With the clone table in place, we configured ClickPipes to ingest data from GCS to a new target table pypi_raw. ClickPipes automatically creates the table and infer the schema at the first ingestion. This table acts as a transient staging layer.

In the configuration, we intentionally use the Null engine for the target table. We do not need to persist raw rows in ClickHouse. Instead, a materialized view performs the transformation and writes directly to the pypi table, which contains the main dataset.

A new materialized view encapsulates all transformation logic that previously lived in the custom script: field normalization, type conversions, and schema alignment. Moving this logic into ClickHouse makes it easier to reason about and evolve over time.


CREATE MATERIALIZED VIEW pypi_clickpipes.pypi_mv TO pypi.pypi
(
    `date` Date,
    `country_code` LowCardinality(String),
    `project` String,
    `type` LowCardinality(String),
    `installer` LowCardinality(String),
    `python_minor` LowCardinality(String),
    `system` LowCardinality(String),
    `version` String,
    `ci` Enum8('false' = 0, 'true' = 1, 'unknown' = 2),
    `filename` String,
    `libc` Tuple(
        lib LowCardinality(String),
        version LowCardinality(String))
)
AS SELECT
    toDate(timestamp) AS date,
    ifNull(country_code, '') AS country_code,
    ifNull(project, '') AS project,
    ifNull(tupleElement(file, 'type'), '') AS type,
    ifNull(tupleElement(installer, 'name'), '') AS installer,
    arrayStringConcat(arraySlice(splitByChar('.', ifNull(python, '')), 1, 2), '.') AS python_minor,
    ifNull(tupleElement(system, 'name'), '') AS system,
    ifNull(tupleElement(file, 'version'), '') AS version,
    CAST(ifNull(ci, 0), 'Enum8(\'false\' = 0, \'true\' = 1, \'unknown\' = 2)') AS ci,
    ifNull(tupleElement(file, 'filename'), '') AS filename,
    tuple(ifNull(tupleElement(tupleElement(distro, 'libc'), 'lib'), ''), ifNull(tupleElement(tupleElement(distro, 'libc'), 'version'), '')) AS libc
FROM pypi_clickpipes.pypi_raw

Below is a high-level view of the data flow from BigQuery to ClickHouse using ClickPipes.

While reworking the ingestion pipeline, we also took the opportunity to extend the dataset with new fields to address recent community feature requests [1,2].

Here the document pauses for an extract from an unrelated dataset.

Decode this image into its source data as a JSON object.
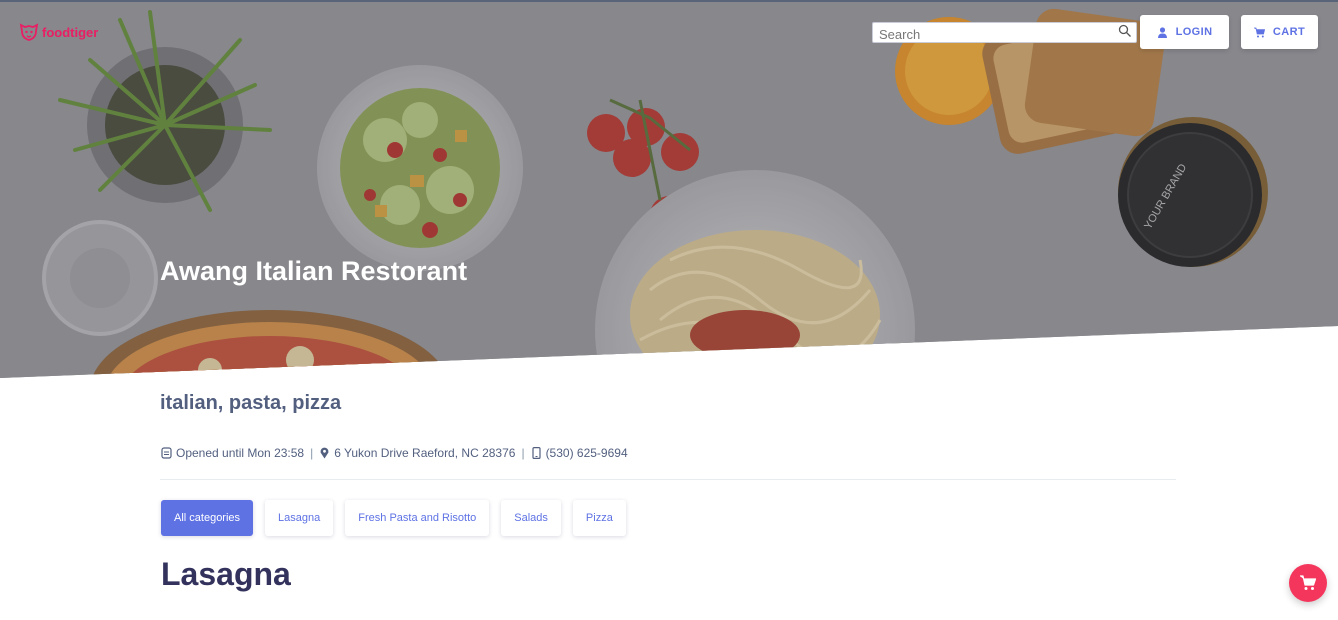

Once the staging table and materialized view were in place, configuring ClickPipes was straightforward. ClickPipes supports continuous ingestion and keeps track of which files have already been processed, but it does not support starting ingestion from an arbitrary point in time. To avoid re-ingesting the full historical dataset, we updated the BigQuery export job to write new data to a fresh GCS bucket. ClickPipes was then configured to read from this new location, allowing the new pipeline to start from the migration point.

We let the new ingestion pipeline run in parallel for several days and compared daily row counts between the production database pypi and the staging database pypi_clickpipes. Once the data matched, switching over was simple. We disabled the cron job that ran the custom script and updated the materialized view to write directly to pypi.pypi.

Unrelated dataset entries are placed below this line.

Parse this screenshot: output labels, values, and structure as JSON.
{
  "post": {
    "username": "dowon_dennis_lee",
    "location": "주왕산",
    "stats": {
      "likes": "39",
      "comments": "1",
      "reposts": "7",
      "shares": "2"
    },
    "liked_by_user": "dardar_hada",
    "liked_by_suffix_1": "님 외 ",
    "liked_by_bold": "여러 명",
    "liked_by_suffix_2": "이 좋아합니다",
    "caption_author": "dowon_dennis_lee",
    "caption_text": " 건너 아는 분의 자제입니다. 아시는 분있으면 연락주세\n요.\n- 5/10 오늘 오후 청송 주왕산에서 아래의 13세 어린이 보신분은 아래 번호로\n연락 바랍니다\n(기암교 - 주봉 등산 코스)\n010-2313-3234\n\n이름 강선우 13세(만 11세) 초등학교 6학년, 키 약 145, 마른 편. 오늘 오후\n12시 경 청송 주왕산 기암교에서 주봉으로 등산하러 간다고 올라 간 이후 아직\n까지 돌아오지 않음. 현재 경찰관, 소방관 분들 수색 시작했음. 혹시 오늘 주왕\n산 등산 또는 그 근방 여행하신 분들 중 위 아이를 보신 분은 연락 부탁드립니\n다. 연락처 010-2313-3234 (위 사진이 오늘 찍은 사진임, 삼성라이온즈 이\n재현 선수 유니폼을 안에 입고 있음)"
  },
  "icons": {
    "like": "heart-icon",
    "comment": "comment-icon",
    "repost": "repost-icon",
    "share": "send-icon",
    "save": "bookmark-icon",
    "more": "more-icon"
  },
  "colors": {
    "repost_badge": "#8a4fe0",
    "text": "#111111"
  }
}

After the switch, we removed the cloned tables from the pypi_clickpipes database and kept only pypi_raw, pypi_mv, and the tables created and managed by ClickPipes. This results in a clean separation of concerns: the pypi database continues to serve ClickPy, while pypi_clickpipes is dedicated to ingestion and transformation logic.

Discovering historical ingestion gaps #

While validating the new ingestion pipeline, we noticed discrepancies between BigQuery (the source of data) and ClickHouse. When comparing daily row counts, some historical dates in ClickHouse were missing data.

At this scale, issues like this are easy to miss. Queries continue to work, and dashboards still render, but the results are quietly incorrect. Once identified, the challenge was to correct the data without rebuilding the full dataset or interrupting ongoing ingestion.

Fix the past #

The most direct way to fix the past data is to delete the affected days and re-ingest them from the source. However, column-oriented databases are optimized for fast inserts and analytical queries, not for modifying existing data. ClickHouse is no exception. That said, ClickHouse recently introduced lightweight delete and update operations, which made it possible to safely delete large ranges of data even on a multi-trillion-row table.

To fix a single day of data, we followed this sequence:

Delete the affected day from all tables that aggregate data by day.
Delete the affected day from the main pypi table.
Temporarily drop materialized views that do not aggregate by day.
Re-ingest the source data for the affected day into the pypi table.
Recreate the materialized views that do not aggregate by day.
Rebuild the tables populated by those materialized views.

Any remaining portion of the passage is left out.